Although promising, 3D printed NASH micromodels lack technical infrastructure: standardised protocols, better bioinks, and more powerful bioreactors for tissue growth are required. It is important that the models are reproducible and scalable, otherwise they will not be widespread in research and industry.

2. Integration with Other Technologies

The future of NASH research is the combination of 3D bioprinting with other advanced technologies including microfluidics, organ-on-a-chip, and new forms of imaging. Both of these methods can be used in tandem to make NASH micromodels more functional and analytic, giving greater insights into disease processes and treatment response.
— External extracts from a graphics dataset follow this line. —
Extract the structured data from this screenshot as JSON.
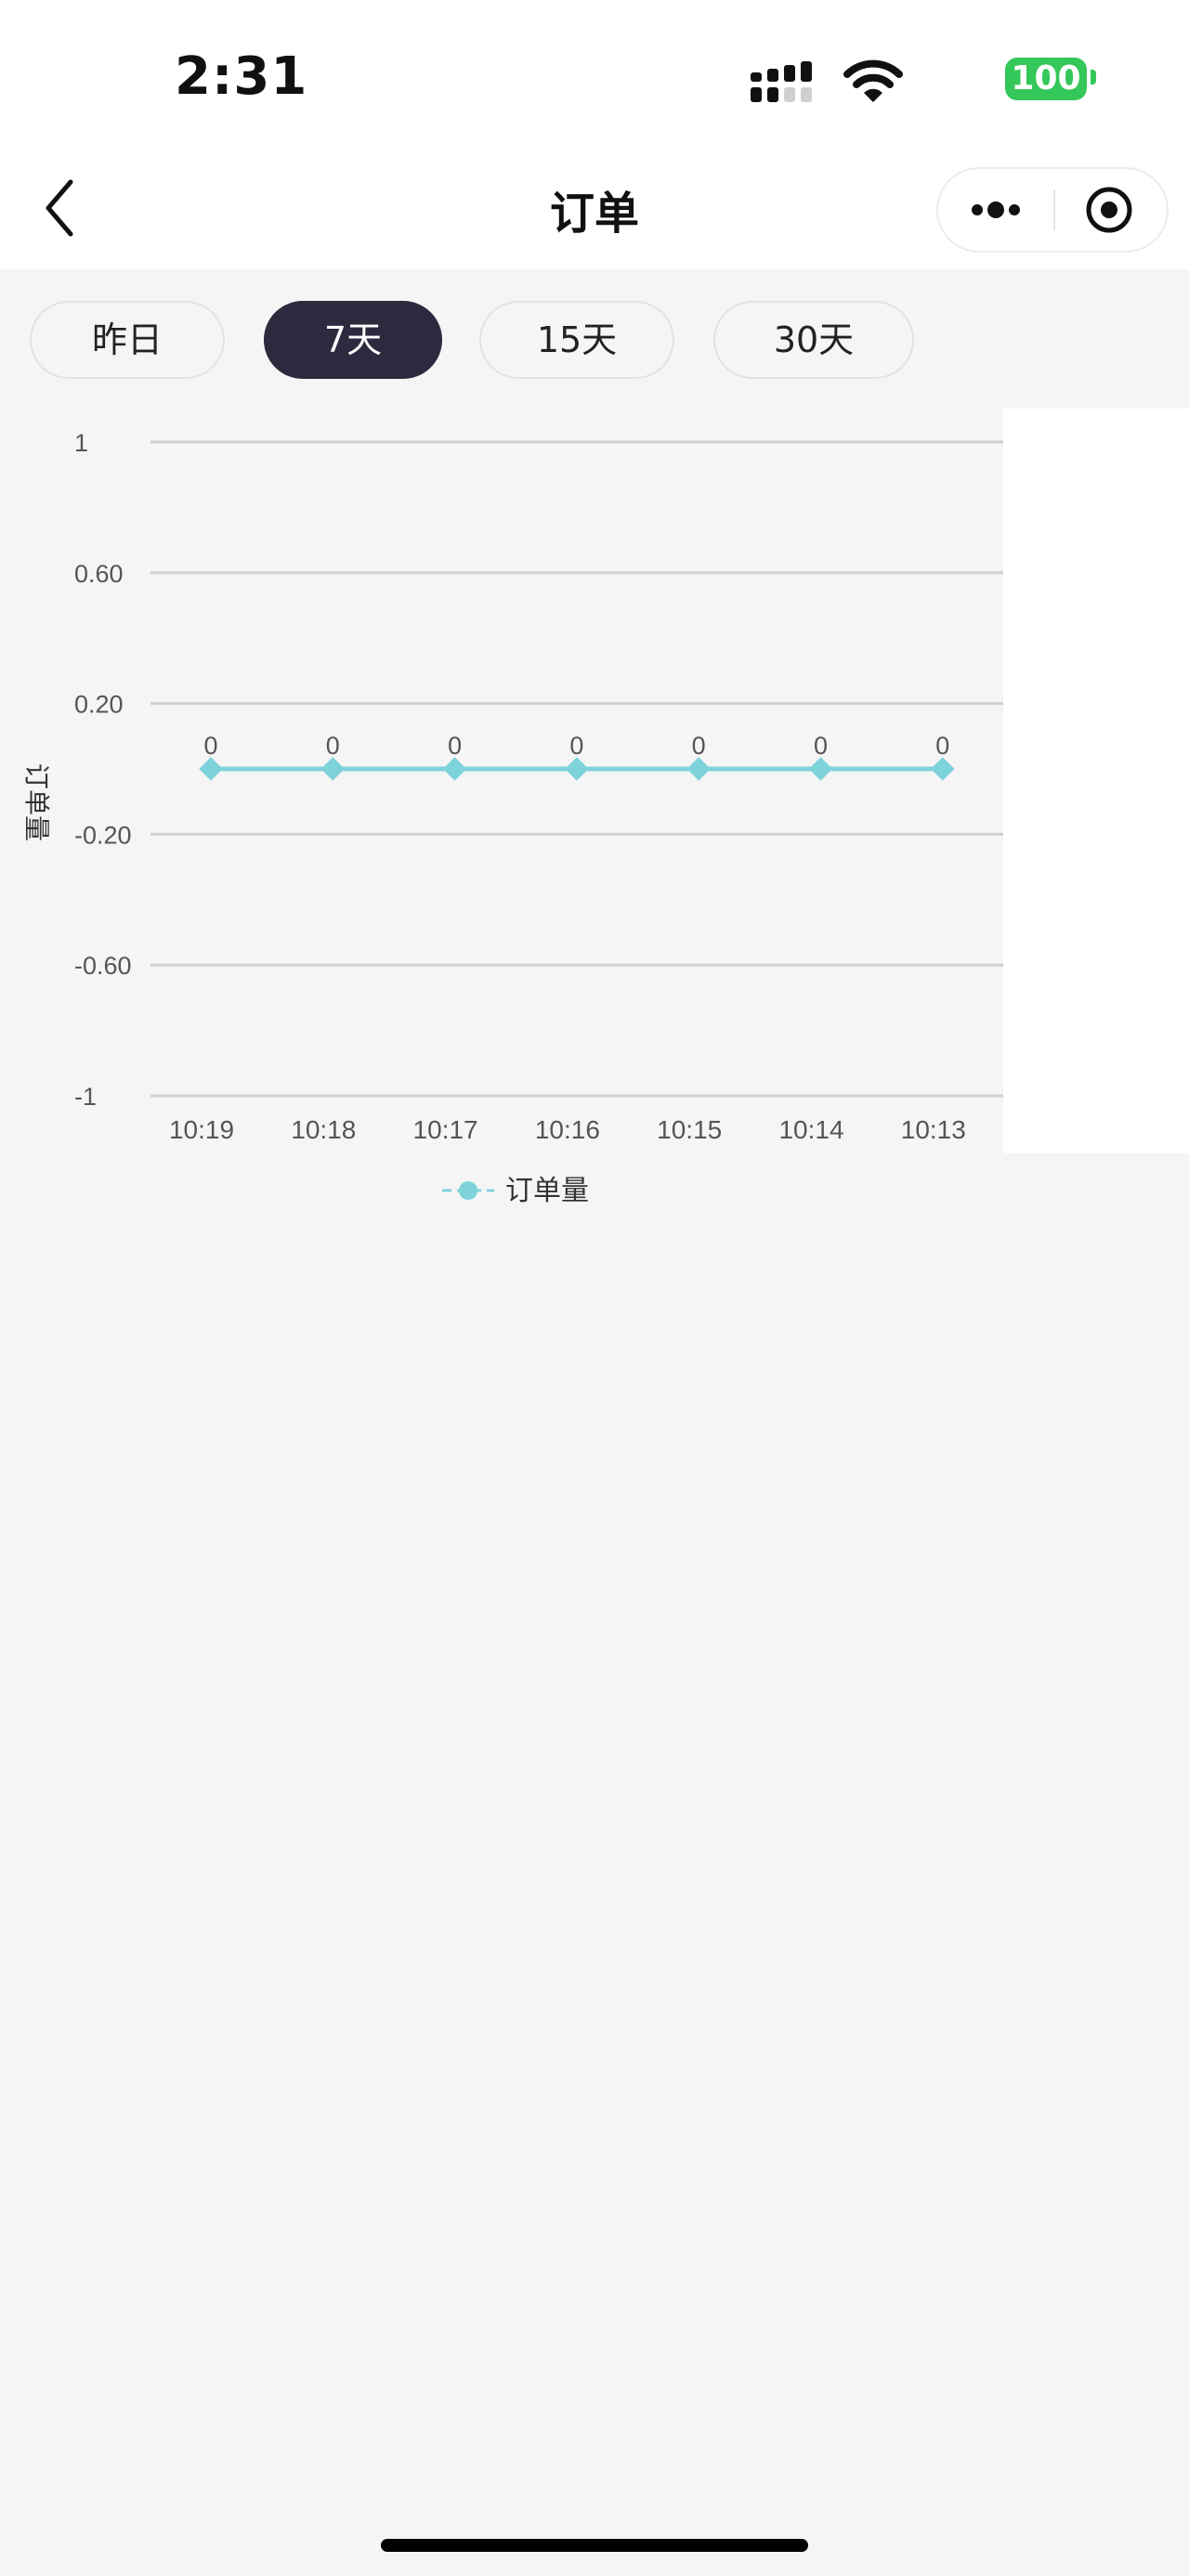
{
  "status_bar": {
    "time": "2:31",
    "battery": "100"
  },
  "nav": {
    "title": "订单"
  },
  "tabs": [
    {
      "label": "昨日",
      "active": false
    },
    {
      "label": "7天",
      "active": true
    },
    {
      "label": "15天",
      "active": false
    },
    {
      "label": "30天",
      "active": false
    }
  ],
  "colors": {
    "series": "#7ed3db",
    "active_tab": "#2b2a3e",
    "battery": "#34c759"
  },
  "chart_data": {
    "type": "line",
    "categories": [
      "10:19",
      "10:18",
      "10:17",
      "10:16",
      "10:15",
      "10:14",
      "10:13"
    ],
    "series": [
      {
        "name": "订单量",
        "values": [
          0,
          0,
          0,
          0,
          0,
          0,
          0
        ]
      }
    ],
    "y_ticks": [
      "1",
      "0.60",
      "0.20",
      "-0.20",
      "-0.60",
      "-1"
    ],
    "ylabel": "订单量",
    "ylim": [
      -1,
      1
    ],
    "data_labels": true,
    "grid": true,
    "legend": "bottom-center"
  }
}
3. Regulatory Considerations

With 3D printed NASH micromodels closer to clinical trials, regulations need to keep up with new technologies. We need to create rules of thumb for the validation and standardization of bioprinted models before they can be accepted for drug development and personalized medicine.

Conclusion

NASH micromodels printed 3D are an exciting development in liver disease research. Providing a physiologically appropriate environment for studying NASH pathology, such models present new potential for drug discovery, individualised medicine and mechanistic investigation. Technical and regulatory hurdles still exist, but 3D bioprinting technologies are being developed and integrated, with the greatest potential to transform NASH research and patient care. In the future, 3D printed micromodels could be an indispensable part of the battle to discover and overcome NASH.

Reference

1. Ströbel S, et al.; A 3D primary human cell-based in vitro model of non-alcoholic steatohepatitis for efficacy testing of clinical drug candidates. Sci Rep. 2021, 11(1):22765.